Ce planning, une fois ouvert, est ensuite directement transposé et converti dans le fichier Excel où se situait la liste des protégés. La conversion permet de retrouver le nom et prénom originel du protégé. Sous chaque nom de protégé figure son adresse afin de permettre au MJPM de mieux planifier sa demi-journée de visites.
Ce planning peut enfin être édité au format PDF ou imprimé.
Résultats mesurables et montée en compétence
Mise en œuvre du planning des visites des protégés
Le planning fait l’objet d’une analysé en 2 temps. Dans un 1er temps, par le GPT lui-même pour vérifier la logique, la pertinence et la cohérence des choix opérés par rapport aux instructions. Dans un 2nd temps, par le MJPM en le comparant à la liste des protégés dressées dans le fichier Excel. Pour l’utilisateur, ce qui saute aux yeux tout d’abord, c’est le travail mené par le GPT sur le rapprochement géographique des adresses visitées sur une même demi-journée. Ensuite, c’est la mise en exergue de visites planifiées en réponse au critère de l’historicité.
La mise en oeuvre du planning est prévue sur 1 trimestre au bout duquel le MJPM réalisera une nouvelle mise à jour du planning.

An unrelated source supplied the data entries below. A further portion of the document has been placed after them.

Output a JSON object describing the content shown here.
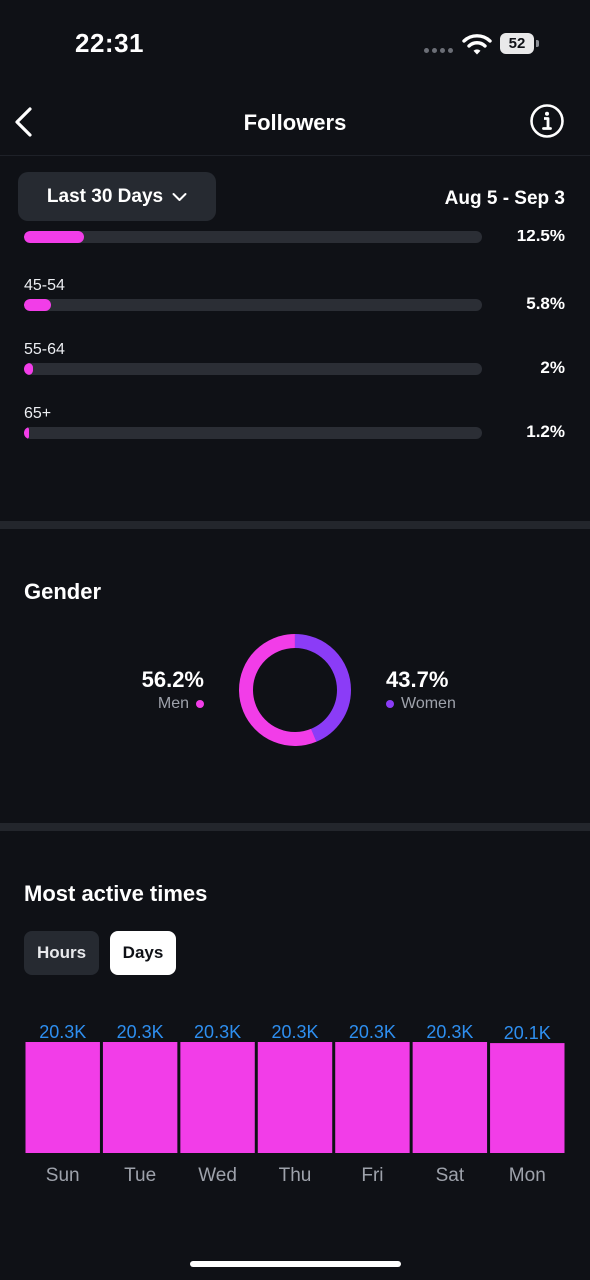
{
  "status_bar": {
    "time": "22:31",
    "battery": "52"
  },
  "header": {
    "title": "Followers",
    "back_icon": "chevron-left-icon",
    "info_icon": "info-icon"
  },
  "filter": {
    "range_label": "Last 30 Days",
    "date_range": "Aug 5 - Sep 3"
  },
  "age": {
    "partial_row": {
      "pct": "12.5%",
      "fill": 0.13
    },
    "rows": [
      {
        "label": "45-54",
        "pct": "5.8%",
        "fill": 0.058
      },
      {
        "label": "55-64",
        "pct": "2%",
        "fill": 0.02
      },
      {
        "label": "65+",
        "pct": "1.2%",
        "fill": 0.012
      }
    ]
  },
  "gender": {
    "title": "Gender",
    "men": {
      "value": "56.2%",
      "label": "Men",
      "share": 0.562,
      "color": "#f23de8"
    },
    "women": {
      "value": "43.7%",
      "label": "Women",
      "share": 0.437,
      "color": "#8b3cf7"
    }
  },
  "active_times": {
    "title": "Most active times",
    "tabs": {
      "hours": "Hours",
      "days": "Days",
      "selected": "Days"
    }
  },
  "chart_data": {
    "type": "bar",
    "categories": [
      "Sun",
      "Tue",
      "Wed",
      "Thu",
      "Fri",
      "Sat",
      "Mon"
    ],
    "values": [
      20.3,
      20.3,
      20.3,
      20.3,
      20.3,
      20.3,
      20.1
    ],
    "data_labels": [
      "20.3K",
      "20.3K",
      "20.3K",
      "20.3K",
      "20.3K",
      "20.3K",
      "20.1K"
    ],
    "bar_color": "#f23de8",
    "label_color": "#2e8ff0"
  }
}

iphigeni accompagne les utilisateurs via une formation aux différents outils (logiciel Excel et GPT) et la fourniture d’une procédure et des modes opératoires détaillés.
Les bénéfices
Le bénéfice est déjà acquis avec la génération du planning. Non pas que les visites n’avaient pas lieu précédemment, mais elles étaient réalisées avec une approche plus court-termiste et de façon plus réactive que proactive. Désormais, le MJPM peut s’appuyer sur un vrai planning. Cela lui montre qu’il peut visiter au moins une fois l’ensemble des protégés sur les 12 prochains mois. Il reste, en effet, des créneaux de visite disponibles sur le 2nd semestre. Si tel n’était pas le cas, il pourrait modifier son critère de saisonnalité. A lui également de moduler dans la pratique ses visites en fonction d’autres priorités. A cet effet, le planning disponible dans le logiciel est modifiable et éditable à loisir.

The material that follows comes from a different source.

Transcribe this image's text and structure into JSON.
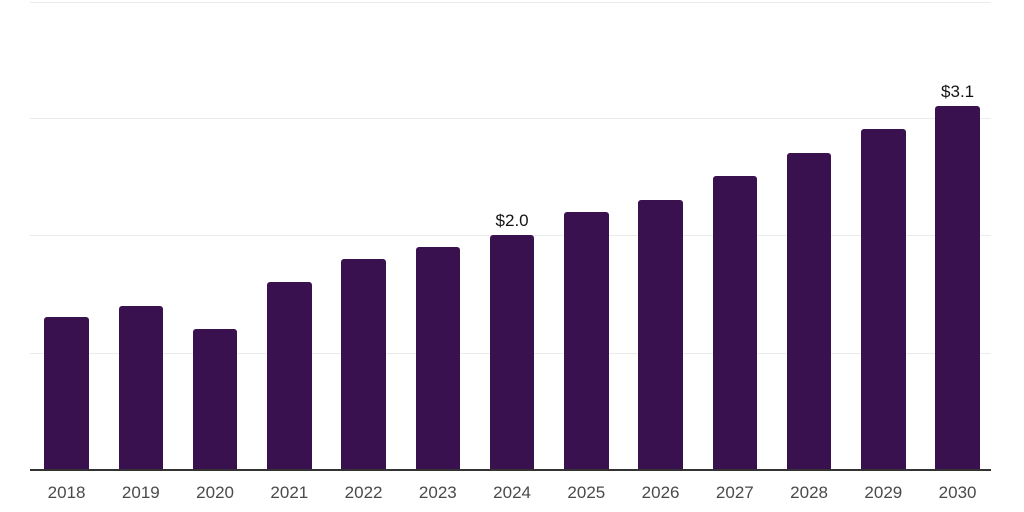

Par ailleurs, même si le tableau de données de l’historique des visites existe dans Proxima, disposer d’une liste des protégés regroupant leur adresse, leur type de mesure et d’hébergement, et l’historique des visites permet de mettre en exergue l’ancienneté ou la proximité de la dernière visite – ce dont le MJPM n’avait qu’une idée vague pour certains protégés.
Si le temps de création de la liste des protégés dans le logiciel Excel nécessite un investissement, le temps nécessaire à la mise à jour du planning est fortement réduit à la seule génération du planning des visites par le GPT, son téléchargement et sa conversion dans le logiciel Excel. Soit entre 5 et 10′. La question se posera pour le MJPM de savoir à quelle fréquence il souhaite réaliser cette mise à jour. On peut imaginer une périodicité trimestrielle ou quadrimestrielle.
Le MJPM s’approprie ainsi une fonctionnalité avancée de ChatGPT en comprenant les limites de la solution et sa capacité d’adaptation au contexte professionnel. L’IA devient un outil de travail intégré avec des résultats concrets et opérationnels, et non un gadget.